Bottled 5/6/2024. Issu d’un mariage composé de 70% Ex-bourbon, 20% Ex-sherry et 10% Ex-rum casks. L’expression la plus âgée du « core range » de la distillerie.

André 88%
Un délice tropical. Ananas et abricots, sucre caramélisé, petite touche d’iode et de minéralité, miel, citron. La fumée de tourbe est plutôt effacée au nez. En bouche, la texture est superbe mais sans être huileuse, juste moelleuse. Oranges, abricots, ananas flambés, oranges, fumée de tourbe terreuse, sucre funky et sel de mer. Je cherche l’influence du Sherry Cask. Après quelques gorgées, belles notes de compote de bananes. Finale crémeuse, bien tourbée et sucrée, agrémentée d’un gros panier de fruits tropicaux et d’embruns maritimes. Solide expression.

Patrick 89%
Un très bon whisky, avec une fumée de tourbe qui laisse les autres saveurs s’exprimer. Bon, au goût, j’aurais juré qu’il s’agissait d’un Springbank, mais faut-il s’en surprendre? Nez : Oh, ça sent bon ça! Un beau mélange de fumée de tourbe, avec du caramel et de beaux petits fruits subtils, mais alléchants. J’en ai l’eau à la bouche. Bouche : Délicieuse fumée de tourbe légèrement salée, avec de discrets fruits mûrs et sucrés ainsi que des fleurs séchées. Finale : D’une très belle longueur, fumée, sucrée et boisée.

Martin 90%
Nez: Pomme cuite, pâte d’amande, sel marin et une trace discrète de fumée huileuse.
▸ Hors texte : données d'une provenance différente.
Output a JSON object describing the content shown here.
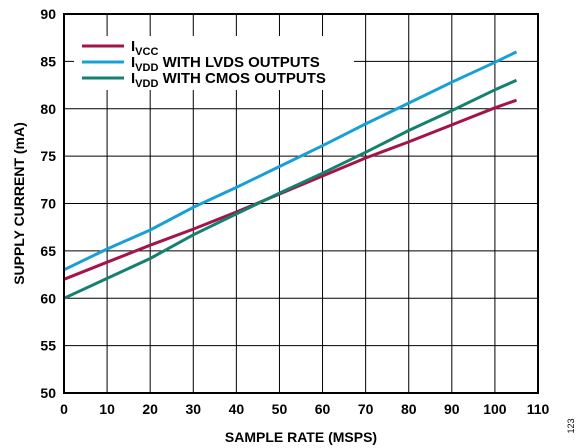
{
  "chart_data": {
    "type": "line",
    "xlabel": "SAMPLE RATE (MSPS)",
    "ylabel": "SUPPLY CURRENT (mA)",
    "xlim": [
      0,
      110
    ],
    "ylim": [
      50,
      90
    ],
    "x_ticks": [
      "0",
      "10",
      "20",
      "30",
      "40",
      "50",
      "60",
      "70",
      "80",
      "90",
      "100",
      "110"
    ],
    "y_ticks": [
      "50",
      "55",
      "60",
      "65",
      "70",
      "75",
      "80",
      "85",
      "90"
    ],
    "grid": true,
    "legend_position": "top-left",
    "series": [
      {
        "name_main": "I",
        "name_sub": "VCC",
        "name_rest": "",
        "color": "#a3144a",
        "points": [
          [
            0,
            62
          ],
          [
            10,
            63.8
          ],
          [
            20,
            65.6
          ],
          [
            30,
            67.3
          ],
          [
            40,
            69.1
          ],
          [
            50,
            71
          ],
          [
            60,
            72.9
          ],
          [
            70,
            74.8
          ],
          [
            80,
            76.5
          ],
          [
            90,
            78.3
          ],
          [
            100,
            80.1
          ],
          [
            105,
            80.9
          ]
        ]
      },
      {
        "name_main": "I",
        "name_sub": "VDD",
        "name_rest": " WITH LVDS OUTPUTS",
        "color": "#18a0d6",
        "points": [
          [
            0,
            63
          ],
          [
            10,
            65.2
          ],
          [
            20,
            67.2
          ],
          [
            30,
            69.6
          ],
          [
            40,
            71.7
          ],
          [
            50,
            73.9
          ],
          [
            60,
            76.1
          ],
          [
            70,
            78.4
          ],
          [
            80,
            80.6
          ],
          [
            90,
            82.8
          ],
          [
            100,
            84.9
          ],
          [
            105,
            86
          ]
        ]
      },
      {
        "name_main": "I",
        "name_sub": "VDD",
        "name_rest": " WITH CMOS OUTPUTS",
        "color": "#168070",
        "points": [
          [
            0,
            60
          ],
          [
            10,
            62.1
          ],
          [
            20,
            64.2
          ],
          [
            30,
            66.7
          ],
          [
            40,
            68.9
          ],
          [
            50,
            71.1
          ],
          [
            60,
            73.2
          ],
          [
            70,
            75.4
          ],
          [
            80,
            77.7
          ],
          [
            90,
            79.8
          ],
          [
            100,
            82
          ],
          [
            105,
            83
          ]
        ]
      }
    ]
  },
  "figure_id": "123"
}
Bouche: Élégante et texturée, déroulant des notes de fruits tropicaux confits, de vanille boisée, de cire, avec un soupçon de poivre doux et de zeste d’agrumes. L’orge s’exprime pleinement, soutenue par une minéralité subtile et une légère amertume. Finale: Longue, feutrée, avec des effluves de malt chaud, de miel et de pierre lavée. Équilibre: Un dram racé, droit, qui conjugue finesse et relief, dans un style Campbeltown raffiné mais sans compromis.

Kim 83%
Nez : L’alcool est assez présent aux premières effluves, cédant ensuite place à de la gomme balloune à saveur de cerise, de la vanille et du zeste d’orange confit. Bouche : La gomme balloune est encore là, mais s’ajoutent de la noix de coco et des notes de café moka. Il y a cependant une certaine astringeance et un petit côté fromagé qui me revient moins.